If you need more info about an option, you go to the 'man page', in
whatever convenient form it exists.  Again, this should be brief,
but complete.  In the old unix days, I'd have a loose-leaf manual full of
these, and most of them *were* just single pages, because of the philosophy
of simple single-purpose commands.  Not always the case with today's
Swiss army knife commands...

If you really want to go deep, you refer to a full manual.  The obvious
format for this is HTML, where you can follow links to explore a topic,
though I think it can still be pretty basic -- no Javascript needed.

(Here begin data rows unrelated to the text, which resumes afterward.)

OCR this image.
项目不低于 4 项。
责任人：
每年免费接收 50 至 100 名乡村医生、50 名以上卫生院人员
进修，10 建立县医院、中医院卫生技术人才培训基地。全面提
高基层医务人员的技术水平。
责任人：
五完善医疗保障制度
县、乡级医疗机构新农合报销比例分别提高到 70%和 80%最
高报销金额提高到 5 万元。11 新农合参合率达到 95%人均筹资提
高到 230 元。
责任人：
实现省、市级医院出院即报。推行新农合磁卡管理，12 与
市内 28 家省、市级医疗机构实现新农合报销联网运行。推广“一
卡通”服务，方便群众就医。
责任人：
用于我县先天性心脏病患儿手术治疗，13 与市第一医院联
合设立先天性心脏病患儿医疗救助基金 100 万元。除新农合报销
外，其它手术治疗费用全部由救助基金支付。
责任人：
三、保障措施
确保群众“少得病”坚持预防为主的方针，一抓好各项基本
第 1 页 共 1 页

The man page level is a bit more questionable.  I did a bit more research
since I called the man command 'lightweight'.  I'd forgotten it requires
some kind of roff to actually do the formatting, and that could add a
couple of megabytes to the overhead.  OTOH man pages are pretty much
just text, so HTML seems a bit of overkill for display in a Terminal,
where you'd need a text-based browser.

So how about StyledEdit text?  If you display it in StyledEdit itself,
you get all the font-sizing, bolding and so on. If you 'more' it in
a Terminal, you get unembellished text, but I suspect it wouldn't be
hard to write a utility that supplied the bold and underlined text
that you get from the usual ***x man command.

Existing old-style man pages would need some tool to 'StyledEdit' them,
but agin that seems doable.  What do you think?